Obama Outspends Tax Revenues
Federal Reserve Chairman Ben Bernanke commented at a recent conference about how Obama’s spending will soon eclipse tax revenues (see above figure).
“Projections that extrapolate current policies and make plausible assumptions about the future evolution of the economy,” said Bernanke, stepping out of his usual role as caretaker of monetary policy to explain the danger of Obama’s fiscal policy spiraling out of control, “show the structural budget gap increasing significantly further over time.”
Balancing the Budget
Bernanke further explained how the goal of federal budget policy should be sustainability through fiscal discipline.
A straightforward way to define fiscal sustainability is as a situation in which the ratio of federal debt to national income is stable or moving down over the longer term. This goal can be attained by bringing spending, excluding interest payments, roughly in line with revenues, or in other words, by approximately balancing the primary budget. Given the sharp run-up in debt over the past few years, it would be reasonable to plan for a period of primary budget surpluses.
Keeping in the spirit of American tradition for energy to influence effective action by the nation’s chief executive, the following are three essentials for budget discipline the president should recommend to Congress as necessary and expedient:
(1) Restore Presidential Impoundment Power — The Congressional Budget and Impoundment Control Act of 1974 took away the president’s traditional ability to impound, or withhold, government spending. The tradition was created by President Thomas Jefferson in 1801, when he refused to spend money unnecessarily in his effort to reduce the national debt.
(2) Eliminate Baseline Budgeting — The 1974 Budget Act also required preparation of baselines, five-year forecasts that predict changes in spending as a result of inflation and workload adjustments assuming policy remains unchanged. “Baseline budgeting is one of the most sinister ways that politicians claim to cut spending when they are actually increasing spending,” Citizens Against Government Waste explain.
For example, if an agency’s budget is projected to grow by $100 million, but only grows by $75 million, according to baseline budgeting, that agency sustained a $25 million cut. That is analogous to a person who expects to gain 100 pounds only gaining 75 pounds, and taking credit for losing 25 pounds.

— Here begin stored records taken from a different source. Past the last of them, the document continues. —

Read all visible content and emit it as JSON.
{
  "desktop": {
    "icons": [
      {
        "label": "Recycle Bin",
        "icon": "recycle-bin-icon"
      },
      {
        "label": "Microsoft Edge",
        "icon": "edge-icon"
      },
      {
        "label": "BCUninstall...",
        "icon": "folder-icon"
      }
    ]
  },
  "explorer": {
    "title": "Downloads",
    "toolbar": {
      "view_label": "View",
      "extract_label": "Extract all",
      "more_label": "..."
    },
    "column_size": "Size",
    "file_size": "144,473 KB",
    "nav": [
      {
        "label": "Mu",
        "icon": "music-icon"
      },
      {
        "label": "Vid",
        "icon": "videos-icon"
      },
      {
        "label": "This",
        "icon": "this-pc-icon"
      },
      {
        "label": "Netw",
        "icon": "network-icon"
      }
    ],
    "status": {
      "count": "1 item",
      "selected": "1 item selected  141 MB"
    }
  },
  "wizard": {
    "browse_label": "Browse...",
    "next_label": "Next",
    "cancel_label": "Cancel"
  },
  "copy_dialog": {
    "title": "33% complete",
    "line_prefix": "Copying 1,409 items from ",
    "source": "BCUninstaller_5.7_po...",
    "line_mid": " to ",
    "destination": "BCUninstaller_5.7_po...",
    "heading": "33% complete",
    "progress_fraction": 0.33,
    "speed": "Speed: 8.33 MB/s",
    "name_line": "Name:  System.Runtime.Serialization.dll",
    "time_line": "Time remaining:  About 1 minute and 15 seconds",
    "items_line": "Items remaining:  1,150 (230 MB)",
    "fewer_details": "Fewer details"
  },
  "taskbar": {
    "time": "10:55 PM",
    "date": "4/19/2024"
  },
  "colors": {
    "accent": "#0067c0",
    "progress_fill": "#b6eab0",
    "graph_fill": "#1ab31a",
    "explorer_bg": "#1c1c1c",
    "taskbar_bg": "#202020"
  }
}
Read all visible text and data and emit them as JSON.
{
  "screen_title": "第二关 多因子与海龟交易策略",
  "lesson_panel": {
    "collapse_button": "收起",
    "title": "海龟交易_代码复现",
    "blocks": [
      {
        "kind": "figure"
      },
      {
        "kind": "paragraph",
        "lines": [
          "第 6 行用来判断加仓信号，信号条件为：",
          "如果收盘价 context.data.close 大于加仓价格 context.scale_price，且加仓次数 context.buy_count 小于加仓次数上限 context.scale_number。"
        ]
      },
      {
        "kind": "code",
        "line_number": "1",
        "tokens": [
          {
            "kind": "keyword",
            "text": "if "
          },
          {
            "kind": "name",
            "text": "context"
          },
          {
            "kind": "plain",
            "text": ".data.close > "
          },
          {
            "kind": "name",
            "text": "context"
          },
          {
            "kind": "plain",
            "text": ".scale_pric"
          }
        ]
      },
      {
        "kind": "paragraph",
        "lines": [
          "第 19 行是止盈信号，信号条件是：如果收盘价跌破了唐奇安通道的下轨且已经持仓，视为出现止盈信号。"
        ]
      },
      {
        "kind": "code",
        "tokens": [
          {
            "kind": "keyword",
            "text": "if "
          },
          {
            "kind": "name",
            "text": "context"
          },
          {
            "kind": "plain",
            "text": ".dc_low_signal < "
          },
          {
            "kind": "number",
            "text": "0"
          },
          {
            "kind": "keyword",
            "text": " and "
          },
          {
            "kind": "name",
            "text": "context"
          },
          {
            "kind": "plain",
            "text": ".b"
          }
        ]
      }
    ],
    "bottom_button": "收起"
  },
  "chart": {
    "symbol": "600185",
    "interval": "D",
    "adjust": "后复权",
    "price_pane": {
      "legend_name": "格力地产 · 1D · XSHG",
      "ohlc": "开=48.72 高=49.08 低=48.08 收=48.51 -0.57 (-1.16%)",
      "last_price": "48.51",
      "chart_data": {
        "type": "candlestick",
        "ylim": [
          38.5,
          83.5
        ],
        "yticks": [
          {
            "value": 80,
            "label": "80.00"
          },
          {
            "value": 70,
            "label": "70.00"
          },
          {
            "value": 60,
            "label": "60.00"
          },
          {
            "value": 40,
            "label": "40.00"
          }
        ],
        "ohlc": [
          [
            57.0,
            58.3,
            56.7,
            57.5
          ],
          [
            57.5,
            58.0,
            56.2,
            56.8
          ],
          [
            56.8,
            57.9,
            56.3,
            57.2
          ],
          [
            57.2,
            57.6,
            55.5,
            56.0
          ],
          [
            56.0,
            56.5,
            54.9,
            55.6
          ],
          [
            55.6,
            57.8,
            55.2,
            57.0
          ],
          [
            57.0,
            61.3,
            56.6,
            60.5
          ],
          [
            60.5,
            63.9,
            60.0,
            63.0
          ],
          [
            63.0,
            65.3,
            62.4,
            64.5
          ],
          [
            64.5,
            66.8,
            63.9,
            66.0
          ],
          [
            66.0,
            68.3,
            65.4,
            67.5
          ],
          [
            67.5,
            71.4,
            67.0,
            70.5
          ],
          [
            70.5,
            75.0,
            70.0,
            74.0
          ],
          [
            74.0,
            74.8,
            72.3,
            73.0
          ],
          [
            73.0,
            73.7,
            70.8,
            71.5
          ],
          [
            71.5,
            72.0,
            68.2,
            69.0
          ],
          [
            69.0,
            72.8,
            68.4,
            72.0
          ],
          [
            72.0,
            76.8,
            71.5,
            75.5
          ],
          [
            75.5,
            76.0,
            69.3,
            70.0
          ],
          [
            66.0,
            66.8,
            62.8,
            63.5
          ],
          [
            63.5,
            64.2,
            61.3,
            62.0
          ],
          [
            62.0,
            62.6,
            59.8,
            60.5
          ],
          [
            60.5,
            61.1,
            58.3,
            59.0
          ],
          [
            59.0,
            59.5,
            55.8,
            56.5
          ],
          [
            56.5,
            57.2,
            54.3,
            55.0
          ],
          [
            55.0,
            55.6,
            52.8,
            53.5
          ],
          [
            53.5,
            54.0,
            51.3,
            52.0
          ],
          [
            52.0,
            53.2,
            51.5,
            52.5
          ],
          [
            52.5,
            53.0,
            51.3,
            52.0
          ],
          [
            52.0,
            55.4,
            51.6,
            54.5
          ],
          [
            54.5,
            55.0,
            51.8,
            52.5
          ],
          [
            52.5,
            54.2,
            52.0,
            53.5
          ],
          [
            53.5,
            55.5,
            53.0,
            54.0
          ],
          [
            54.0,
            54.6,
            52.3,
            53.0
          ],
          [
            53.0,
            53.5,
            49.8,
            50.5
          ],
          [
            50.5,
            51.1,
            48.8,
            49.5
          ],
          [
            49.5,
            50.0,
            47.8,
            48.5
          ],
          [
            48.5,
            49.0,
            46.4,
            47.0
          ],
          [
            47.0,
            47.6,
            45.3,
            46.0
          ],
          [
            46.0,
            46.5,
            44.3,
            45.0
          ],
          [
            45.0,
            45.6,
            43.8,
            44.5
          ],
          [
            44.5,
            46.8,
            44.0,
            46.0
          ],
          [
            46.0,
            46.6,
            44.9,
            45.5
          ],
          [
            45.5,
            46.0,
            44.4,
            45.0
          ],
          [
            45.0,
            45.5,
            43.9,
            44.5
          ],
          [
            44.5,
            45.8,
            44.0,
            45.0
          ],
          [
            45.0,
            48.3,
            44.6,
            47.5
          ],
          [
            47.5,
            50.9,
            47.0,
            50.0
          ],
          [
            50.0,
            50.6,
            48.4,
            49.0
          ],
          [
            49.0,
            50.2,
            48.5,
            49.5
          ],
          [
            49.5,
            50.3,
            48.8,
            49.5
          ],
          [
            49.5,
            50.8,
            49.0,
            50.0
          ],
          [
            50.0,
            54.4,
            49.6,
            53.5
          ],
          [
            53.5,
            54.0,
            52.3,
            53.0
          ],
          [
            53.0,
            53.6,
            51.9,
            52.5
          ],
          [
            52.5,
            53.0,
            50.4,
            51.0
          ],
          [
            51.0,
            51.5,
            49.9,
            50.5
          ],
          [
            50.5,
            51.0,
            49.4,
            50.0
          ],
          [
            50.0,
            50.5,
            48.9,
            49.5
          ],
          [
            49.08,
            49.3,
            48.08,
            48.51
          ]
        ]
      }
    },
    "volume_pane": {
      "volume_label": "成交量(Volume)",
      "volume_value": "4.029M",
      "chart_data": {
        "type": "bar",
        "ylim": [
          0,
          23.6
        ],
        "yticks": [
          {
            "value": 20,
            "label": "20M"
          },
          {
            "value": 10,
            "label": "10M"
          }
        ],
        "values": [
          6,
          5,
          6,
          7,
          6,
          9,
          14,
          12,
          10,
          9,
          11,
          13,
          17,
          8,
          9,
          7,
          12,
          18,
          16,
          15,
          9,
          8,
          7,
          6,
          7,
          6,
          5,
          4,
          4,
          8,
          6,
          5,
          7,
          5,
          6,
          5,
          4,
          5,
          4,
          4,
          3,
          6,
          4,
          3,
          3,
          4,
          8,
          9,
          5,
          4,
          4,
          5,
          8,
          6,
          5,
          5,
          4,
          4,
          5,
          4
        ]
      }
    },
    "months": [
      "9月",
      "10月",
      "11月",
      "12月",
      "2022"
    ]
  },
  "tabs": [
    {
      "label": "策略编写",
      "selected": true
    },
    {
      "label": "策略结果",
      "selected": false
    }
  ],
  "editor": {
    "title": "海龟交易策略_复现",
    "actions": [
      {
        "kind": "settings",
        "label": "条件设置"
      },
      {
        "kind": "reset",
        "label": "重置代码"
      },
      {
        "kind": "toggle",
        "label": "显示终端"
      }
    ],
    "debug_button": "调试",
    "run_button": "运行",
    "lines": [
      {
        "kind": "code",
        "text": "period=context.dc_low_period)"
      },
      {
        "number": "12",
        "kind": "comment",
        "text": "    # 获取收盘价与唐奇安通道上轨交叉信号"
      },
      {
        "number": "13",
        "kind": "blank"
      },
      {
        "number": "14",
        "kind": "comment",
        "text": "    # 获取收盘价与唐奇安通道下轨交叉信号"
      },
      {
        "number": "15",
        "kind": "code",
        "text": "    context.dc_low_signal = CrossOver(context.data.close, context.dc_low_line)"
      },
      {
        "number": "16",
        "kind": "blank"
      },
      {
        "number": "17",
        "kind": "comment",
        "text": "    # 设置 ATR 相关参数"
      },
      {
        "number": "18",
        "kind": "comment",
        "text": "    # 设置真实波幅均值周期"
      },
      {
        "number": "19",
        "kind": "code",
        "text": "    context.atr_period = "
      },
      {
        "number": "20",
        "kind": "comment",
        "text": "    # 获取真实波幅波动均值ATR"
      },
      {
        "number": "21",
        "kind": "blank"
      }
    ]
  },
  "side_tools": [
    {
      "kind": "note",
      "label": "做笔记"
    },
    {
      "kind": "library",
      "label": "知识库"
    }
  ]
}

(3) Require Supermajority for Tax Increases — This is the cornerstone and most needed element of the joint resolution introduced to Congress by Senator Mitch McConnell for budget discipline, to prohibit “any bill from becoming law that imposes a new tax or increases the statutory rate of any tax or the aggregate amount of revenue, unless approved by a two-thirds roll call vote of each chamber.”
Get Back to Basics of Tradition
With such essentials based on Hamilton’s ethic — not for change that delegates the chief executive’s work to committee or commission but for meaningful results through unity — Americans could see the federal government achieve budget discipline.
And as explained by Fed Chairman Bernanke, we also know such budget discipline would begin solving our biggest problem with money, due to demographic change dividing generations, and let us get back to our traditional basics of securing the blessings of liberty to ourselves and our posterity.
References
Peter F. Drucker, The Effective Executive (New York: HarperCollins, 1996).
Frederick R. Lynch, One Nation under AARP: The Fight over, Medicare, Social Security, and America’s Future (Berkeley: University of California Press, 2011).
Review & Outlook, “GOP Balancing Act,” The Wall Street Journal, July 19, 2011,.
Roy T. Meyers, ed., Handbook of Government Budgeting (San Francisco: Jossey-Bass, 1999).